Microsoft needs to go back to basics and keep the OS dead simple. No AI cruft. AI is good only for certain categories and specific ways of integration. It falls apart quickly if you do not know how to glue things together properly and just use it in anything and everything (for example: adding AI to Notepad was the stupidest thing Microsoft could do).

direwolf20|1 month ago

Why does Microsoft need to do these things to retain shareholder value?

mrkramer|1 month ago

Windows is so big and dominant, the only way that they can lose market share is to shoot themselves in the foot. And that's exactly what they are doing every now and then. But the question is, when will real Windows apocalypse begin?

JaggerFoo|1 month ago

You mean the one I just downloaded and updated my laptop with? It installed OK.

I usually use MacOS and Linux, it's just that some software is Windows only, and I run MacOS on Apple Silicon - the windows program I needed only uses x86-64 architecture, so I can't use parallels (AFAIK).

I'm kind of hoping I get an update that bricks my laptop so I can install Debian over this MS Windows hellscape and run windows on a VM when needed. I may do it anyways after I get fed up with nagging MS messages and workarounds.

stuaxo|1 month ago

I suspect a company needs to pay some damages.
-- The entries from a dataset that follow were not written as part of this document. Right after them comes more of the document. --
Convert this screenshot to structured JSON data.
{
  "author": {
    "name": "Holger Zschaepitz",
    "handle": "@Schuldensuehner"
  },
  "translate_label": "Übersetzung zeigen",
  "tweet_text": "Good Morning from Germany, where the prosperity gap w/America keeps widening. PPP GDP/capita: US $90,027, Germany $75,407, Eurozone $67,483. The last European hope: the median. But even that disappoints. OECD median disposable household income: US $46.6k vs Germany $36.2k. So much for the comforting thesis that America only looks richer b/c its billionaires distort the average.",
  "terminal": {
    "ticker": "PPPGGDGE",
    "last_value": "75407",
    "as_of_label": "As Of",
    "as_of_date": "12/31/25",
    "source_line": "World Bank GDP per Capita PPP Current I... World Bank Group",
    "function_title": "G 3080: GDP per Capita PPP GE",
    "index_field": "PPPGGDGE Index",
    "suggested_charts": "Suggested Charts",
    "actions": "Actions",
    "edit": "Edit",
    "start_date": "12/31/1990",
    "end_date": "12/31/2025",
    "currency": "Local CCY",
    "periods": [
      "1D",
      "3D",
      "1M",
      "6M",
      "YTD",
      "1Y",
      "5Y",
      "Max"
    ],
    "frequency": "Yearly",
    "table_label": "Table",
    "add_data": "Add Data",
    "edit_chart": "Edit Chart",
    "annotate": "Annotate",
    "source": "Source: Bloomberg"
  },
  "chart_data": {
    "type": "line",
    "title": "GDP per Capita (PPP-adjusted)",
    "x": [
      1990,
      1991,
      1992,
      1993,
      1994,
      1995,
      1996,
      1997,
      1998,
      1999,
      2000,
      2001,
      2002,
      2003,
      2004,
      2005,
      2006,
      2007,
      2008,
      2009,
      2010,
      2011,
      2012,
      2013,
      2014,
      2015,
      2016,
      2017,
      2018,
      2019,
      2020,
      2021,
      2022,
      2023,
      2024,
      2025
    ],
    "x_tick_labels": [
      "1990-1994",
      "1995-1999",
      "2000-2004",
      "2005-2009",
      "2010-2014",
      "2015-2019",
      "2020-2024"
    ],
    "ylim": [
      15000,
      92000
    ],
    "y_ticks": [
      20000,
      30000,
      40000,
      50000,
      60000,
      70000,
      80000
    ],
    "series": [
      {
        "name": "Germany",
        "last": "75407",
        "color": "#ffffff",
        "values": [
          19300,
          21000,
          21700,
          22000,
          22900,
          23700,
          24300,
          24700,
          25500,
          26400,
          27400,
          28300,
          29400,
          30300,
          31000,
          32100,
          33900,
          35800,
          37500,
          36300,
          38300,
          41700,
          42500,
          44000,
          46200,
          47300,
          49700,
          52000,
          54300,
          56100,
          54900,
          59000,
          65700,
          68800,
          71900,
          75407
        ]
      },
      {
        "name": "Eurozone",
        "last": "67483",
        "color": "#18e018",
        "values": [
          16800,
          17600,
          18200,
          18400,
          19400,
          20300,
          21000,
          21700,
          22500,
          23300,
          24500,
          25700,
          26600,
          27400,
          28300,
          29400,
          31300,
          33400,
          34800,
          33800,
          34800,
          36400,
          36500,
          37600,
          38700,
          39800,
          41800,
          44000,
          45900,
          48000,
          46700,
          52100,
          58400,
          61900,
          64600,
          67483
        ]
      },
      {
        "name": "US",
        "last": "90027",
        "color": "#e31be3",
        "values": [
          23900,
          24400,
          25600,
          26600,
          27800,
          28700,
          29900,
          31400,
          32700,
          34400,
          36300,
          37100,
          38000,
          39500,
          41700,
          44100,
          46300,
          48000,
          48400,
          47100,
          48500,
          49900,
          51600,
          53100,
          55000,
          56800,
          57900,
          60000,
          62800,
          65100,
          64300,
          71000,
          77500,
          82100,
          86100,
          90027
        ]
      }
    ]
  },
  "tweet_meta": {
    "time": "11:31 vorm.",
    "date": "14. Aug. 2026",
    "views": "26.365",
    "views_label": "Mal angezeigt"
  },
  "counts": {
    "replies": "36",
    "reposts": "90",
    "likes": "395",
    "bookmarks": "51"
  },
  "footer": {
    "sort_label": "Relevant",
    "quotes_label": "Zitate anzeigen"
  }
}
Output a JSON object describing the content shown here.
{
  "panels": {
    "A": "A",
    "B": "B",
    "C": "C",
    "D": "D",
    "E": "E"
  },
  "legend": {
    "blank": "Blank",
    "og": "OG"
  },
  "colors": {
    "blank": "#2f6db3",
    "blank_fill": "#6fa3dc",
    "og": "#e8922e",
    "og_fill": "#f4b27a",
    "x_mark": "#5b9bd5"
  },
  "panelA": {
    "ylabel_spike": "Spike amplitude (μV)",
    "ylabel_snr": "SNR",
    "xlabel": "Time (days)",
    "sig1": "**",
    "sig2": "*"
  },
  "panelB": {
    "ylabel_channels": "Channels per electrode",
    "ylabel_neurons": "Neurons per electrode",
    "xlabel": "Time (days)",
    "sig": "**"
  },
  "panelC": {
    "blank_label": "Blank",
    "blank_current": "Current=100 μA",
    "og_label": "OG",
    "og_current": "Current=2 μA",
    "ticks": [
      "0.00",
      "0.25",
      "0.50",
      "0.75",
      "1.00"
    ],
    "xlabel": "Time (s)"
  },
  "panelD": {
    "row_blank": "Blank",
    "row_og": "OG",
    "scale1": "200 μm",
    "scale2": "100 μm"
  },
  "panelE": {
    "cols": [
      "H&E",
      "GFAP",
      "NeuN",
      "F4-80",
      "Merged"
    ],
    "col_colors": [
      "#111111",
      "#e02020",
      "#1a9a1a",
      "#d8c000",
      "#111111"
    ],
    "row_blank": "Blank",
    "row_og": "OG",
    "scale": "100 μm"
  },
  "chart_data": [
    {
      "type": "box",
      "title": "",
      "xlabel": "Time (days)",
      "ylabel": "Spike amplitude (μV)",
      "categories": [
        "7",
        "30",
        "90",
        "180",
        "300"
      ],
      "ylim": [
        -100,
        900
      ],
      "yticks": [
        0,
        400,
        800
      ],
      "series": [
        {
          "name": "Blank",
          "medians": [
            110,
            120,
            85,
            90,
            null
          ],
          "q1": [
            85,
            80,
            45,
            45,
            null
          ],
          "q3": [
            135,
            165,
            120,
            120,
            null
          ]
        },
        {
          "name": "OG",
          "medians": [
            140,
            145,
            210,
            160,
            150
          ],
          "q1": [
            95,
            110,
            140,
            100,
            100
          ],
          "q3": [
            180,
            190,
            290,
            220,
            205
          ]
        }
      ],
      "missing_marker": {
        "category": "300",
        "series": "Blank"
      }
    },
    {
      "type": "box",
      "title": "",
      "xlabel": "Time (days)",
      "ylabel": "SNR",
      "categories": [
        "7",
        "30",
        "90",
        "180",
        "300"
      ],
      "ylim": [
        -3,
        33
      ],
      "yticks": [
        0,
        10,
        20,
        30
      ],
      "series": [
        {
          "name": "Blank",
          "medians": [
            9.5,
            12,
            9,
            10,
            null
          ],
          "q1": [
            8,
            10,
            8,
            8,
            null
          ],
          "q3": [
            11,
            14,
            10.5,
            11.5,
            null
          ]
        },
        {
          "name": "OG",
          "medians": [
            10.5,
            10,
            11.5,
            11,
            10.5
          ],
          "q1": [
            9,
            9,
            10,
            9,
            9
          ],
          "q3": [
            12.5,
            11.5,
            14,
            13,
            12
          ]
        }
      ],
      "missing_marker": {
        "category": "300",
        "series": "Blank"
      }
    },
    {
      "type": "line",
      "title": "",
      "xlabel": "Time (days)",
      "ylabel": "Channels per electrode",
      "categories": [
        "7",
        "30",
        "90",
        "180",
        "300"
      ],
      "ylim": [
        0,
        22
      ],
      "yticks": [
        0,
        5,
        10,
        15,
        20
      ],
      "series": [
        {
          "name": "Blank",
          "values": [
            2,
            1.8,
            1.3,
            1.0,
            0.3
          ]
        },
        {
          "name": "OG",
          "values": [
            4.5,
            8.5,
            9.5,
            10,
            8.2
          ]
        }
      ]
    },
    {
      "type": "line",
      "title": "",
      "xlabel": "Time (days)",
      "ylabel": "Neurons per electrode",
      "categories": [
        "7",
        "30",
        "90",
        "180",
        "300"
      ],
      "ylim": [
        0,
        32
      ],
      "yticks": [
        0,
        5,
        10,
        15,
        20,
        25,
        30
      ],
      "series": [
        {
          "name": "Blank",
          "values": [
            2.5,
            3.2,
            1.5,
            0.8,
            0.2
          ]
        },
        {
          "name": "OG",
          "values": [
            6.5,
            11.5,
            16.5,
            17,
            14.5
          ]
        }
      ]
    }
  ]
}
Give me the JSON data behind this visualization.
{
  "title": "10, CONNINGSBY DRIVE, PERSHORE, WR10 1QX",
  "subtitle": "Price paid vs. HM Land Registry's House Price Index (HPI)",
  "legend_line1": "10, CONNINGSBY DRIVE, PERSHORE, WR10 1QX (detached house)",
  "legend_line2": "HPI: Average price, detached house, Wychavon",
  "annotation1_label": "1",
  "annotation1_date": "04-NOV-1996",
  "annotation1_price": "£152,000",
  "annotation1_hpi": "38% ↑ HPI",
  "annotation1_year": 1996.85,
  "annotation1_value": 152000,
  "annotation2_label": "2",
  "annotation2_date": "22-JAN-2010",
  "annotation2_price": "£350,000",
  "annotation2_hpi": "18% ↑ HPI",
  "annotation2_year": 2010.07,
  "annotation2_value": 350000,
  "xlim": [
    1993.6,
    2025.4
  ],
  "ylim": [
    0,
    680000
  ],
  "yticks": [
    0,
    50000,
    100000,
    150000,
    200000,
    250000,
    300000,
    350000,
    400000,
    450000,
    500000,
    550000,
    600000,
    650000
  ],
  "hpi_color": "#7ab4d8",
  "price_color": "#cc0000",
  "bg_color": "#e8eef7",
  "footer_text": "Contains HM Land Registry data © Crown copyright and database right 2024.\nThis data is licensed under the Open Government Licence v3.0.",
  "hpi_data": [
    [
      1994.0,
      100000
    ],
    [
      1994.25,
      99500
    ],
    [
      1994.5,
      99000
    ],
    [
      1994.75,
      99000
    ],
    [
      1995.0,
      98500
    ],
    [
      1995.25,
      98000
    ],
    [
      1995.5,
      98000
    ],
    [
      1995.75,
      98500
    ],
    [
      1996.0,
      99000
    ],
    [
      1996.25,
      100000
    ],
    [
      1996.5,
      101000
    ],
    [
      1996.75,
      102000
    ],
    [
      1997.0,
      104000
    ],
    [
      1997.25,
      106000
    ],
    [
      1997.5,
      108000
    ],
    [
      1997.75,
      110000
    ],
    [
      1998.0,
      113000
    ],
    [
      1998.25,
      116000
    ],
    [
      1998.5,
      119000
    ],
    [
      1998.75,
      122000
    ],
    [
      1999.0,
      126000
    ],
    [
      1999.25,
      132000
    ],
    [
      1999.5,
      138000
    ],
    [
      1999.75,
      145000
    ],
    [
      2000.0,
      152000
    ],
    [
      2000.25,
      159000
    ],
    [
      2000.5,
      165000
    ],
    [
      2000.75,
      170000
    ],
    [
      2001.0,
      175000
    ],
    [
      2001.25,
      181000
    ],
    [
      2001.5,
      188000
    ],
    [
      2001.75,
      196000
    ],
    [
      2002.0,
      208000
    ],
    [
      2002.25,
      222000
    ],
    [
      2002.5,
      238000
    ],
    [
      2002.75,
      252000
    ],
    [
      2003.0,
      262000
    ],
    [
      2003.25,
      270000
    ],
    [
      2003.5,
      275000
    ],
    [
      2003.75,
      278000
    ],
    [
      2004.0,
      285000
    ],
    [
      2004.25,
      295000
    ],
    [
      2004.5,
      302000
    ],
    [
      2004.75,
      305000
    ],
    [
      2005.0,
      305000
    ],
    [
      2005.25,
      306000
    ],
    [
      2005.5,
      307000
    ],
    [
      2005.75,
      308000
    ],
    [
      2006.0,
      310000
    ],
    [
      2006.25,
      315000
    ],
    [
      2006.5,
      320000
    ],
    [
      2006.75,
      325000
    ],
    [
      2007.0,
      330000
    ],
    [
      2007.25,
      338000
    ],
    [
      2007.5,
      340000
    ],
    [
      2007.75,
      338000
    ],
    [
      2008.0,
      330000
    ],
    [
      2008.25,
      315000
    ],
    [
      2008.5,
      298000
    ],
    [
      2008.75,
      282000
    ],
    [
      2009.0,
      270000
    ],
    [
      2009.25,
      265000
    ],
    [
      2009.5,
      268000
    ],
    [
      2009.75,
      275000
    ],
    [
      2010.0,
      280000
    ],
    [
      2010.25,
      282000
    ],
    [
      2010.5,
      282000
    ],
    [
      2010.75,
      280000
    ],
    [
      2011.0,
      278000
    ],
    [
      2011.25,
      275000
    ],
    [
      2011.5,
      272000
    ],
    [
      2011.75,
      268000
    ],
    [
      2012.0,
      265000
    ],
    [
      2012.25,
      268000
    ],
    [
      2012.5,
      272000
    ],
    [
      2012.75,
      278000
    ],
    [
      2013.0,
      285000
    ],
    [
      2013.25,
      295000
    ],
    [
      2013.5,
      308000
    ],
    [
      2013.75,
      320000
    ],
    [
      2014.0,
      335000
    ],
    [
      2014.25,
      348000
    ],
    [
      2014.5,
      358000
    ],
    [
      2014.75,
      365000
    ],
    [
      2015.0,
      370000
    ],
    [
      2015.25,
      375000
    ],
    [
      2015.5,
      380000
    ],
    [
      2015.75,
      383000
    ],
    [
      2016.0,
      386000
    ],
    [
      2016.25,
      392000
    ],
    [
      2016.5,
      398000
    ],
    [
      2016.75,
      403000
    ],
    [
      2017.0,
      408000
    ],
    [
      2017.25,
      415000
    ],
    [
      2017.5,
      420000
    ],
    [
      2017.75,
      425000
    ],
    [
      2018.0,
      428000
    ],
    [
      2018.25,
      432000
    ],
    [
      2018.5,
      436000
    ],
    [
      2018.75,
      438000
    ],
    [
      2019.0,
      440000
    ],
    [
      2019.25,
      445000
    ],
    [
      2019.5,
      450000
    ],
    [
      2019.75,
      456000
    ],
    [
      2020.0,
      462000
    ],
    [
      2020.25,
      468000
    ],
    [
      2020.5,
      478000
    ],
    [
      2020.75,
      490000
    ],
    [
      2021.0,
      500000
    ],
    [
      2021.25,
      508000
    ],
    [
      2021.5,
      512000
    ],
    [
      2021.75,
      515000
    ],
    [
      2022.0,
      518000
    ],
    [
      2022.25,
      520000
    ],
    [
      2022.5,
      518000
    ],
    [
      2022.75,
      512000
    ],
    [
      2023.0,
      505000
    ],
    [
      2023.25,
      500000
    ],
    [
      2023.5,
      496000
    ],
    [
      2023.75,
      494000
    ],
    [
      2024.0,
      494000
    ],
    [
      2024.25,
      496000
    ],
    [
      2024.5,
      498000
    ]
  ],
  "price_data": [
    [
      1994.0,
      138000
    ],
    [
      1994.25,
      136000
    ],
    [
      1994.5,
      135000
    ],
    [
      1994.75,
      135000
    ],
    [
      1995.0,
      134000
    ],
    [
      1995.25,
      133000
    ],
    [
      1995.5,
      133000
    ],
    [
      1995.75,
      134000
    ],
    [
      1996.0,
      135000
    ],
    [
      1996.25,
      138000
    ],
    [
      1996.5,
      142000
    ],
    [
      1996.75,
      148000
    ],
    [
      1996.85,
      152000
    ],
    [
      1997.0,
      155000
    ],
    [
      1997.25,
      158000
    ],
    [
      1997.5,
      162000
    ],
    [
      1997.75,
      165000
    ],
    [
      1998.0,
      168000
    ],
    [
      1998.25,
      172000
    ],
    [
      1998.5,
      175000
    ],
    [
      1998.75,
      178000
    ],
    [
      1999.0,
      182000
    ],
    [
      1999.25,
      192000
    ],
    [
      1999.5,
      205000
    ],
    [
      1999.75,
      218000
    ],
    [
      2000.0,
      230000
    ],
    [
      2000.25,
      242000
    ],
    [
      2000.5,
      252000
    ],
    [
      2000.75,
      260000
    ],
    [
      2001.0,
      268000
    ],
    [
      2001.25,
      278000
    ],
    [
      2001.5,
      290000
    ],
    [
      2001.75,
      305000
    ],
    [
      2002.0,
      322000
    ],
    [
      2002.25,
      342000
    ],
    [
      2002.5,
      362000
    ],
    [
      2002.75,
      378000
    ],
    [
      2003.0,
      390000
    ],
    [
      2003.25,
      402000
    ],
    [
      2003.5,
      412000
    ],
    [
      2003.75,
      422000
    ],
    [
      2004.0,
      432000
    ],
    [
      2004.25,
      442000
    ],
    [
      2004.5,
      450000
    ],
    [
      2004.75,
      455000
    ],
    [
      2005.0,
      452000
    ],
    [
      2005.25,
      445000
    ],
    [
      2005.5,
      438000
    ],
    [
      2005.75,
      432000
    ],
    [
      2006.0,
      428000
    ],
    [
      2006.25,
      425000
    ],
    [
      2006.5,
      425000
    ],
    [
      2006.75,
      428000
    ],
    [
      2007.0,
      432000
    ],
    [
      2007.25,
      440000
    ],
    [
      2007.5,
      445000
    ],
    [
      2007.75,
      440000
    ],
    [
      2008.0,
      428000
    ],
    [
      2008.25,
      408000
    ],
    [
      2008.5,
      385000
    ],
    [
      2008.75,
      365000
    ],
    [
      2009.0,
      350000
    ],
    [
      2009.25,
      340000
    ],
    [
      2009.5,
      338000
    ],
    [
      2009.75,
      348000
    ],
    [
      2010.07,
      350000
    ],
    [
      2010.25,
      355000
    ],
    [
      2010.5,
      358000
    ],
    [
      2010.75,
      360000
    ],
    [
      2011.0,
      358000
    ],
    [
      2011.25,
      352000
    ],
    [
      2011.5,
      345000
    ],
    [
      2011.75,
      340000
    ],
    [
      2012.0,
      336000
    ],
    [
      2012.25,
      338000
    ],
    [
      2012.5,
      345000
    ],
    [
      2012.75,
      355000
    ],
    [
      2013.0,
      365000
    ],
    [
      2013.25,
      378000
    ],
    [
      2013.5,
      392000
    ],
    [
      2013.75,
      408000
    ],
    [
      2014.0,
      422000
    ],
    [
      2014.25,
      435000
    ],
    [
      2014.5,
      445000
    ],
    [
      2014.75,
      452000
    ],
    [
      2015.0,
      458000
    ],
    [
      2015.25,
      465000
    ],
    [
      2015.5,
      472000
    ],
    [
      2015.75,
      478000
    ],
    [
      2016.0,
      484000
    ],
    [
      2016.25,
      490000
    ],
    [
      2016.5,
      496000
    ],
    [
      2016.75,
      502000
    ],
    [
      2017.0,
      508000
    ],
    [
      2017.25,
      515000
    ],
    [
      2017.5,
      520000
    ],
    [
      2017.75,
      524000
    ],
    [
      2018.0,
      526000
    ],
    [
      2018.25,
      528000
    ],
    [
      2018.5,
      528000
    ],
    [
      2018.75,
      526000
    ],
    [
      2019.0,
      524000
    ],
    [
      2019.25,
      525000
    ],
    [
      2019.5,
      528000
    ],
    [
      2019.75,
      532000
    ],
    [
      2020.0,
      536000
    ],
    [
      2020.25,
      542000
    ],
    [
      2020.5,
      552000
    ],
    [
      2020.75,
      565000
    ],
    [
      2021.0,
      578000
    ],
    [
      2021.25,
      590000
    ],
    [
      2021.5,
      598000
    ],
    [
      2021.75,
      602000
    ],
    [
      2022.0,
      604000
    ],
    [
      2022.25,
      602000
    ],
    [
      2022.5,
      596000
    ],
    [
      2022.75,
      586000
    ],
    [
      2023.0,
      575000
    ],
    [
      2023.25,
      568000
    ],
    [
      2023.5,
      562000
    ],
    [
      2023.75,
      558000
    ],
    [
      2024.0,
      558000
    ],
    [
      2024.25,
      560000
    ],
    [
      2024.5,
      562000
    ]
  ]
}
Now, where's the Louis Rossman video on this?

NetMageSCW|1 month ago

He can’t create it because his PC won’t boot.

RobinHirst11|1 month ago

man, its safer NOT to update than it is TO update... microslop fell hard

lofaszvanitt|1 month ago

And noone asks why Windows looks, feels and operates the way it is. Isn't it strange that a megacorp creates these watermelon headed monstrosities and it gets worse after each iteration?

commandersaki|1 month ago

Hasn't the answer always been legacy support.

ronsor|1 month ago

I've got to stop doing Windows Updates

imtringued|1 month ago

Back when I used Windows, there were plenty of boot looping updates in Windows Vista, 7 and 10. You had three options. Either you disable Windows Updates, reinstall Windows or find a way to delete or prevent the specific patch that breaks your Windows installation.

On Windows 10 I was forced to disable Windows Updates altogether, because the updates never finished even after running overnight. I have stopped using Windows since 2018.

blibble|1 month ago

just delete the service entirely, same with defender

it's great

my only remaining windows PC is for games, and it's on its own vlan with its own external IP

if it gets hacked: I simply don't care

dboreham|1 month ago

This is Tay Bridge syndrome: all the people who know how to ship an OS properly have retired.

quietbritishjim|1 month ago

What is "Tay Bridge syndrome"? There are no Google hits. If you're going to use an obscure term (or make one up) then please define it.

Is it a reference to the Tay Bridge disaster? Looking at the Wikipedia article [1], it didn't seem to have anything to do with losing organisational knowledge due to retirement.

[1] https://en.wikipedia.org/wiki/Tay_Bridge_disaster

eviks|1 month ago

How does this explain all the fails when shipping the OS when those people were working?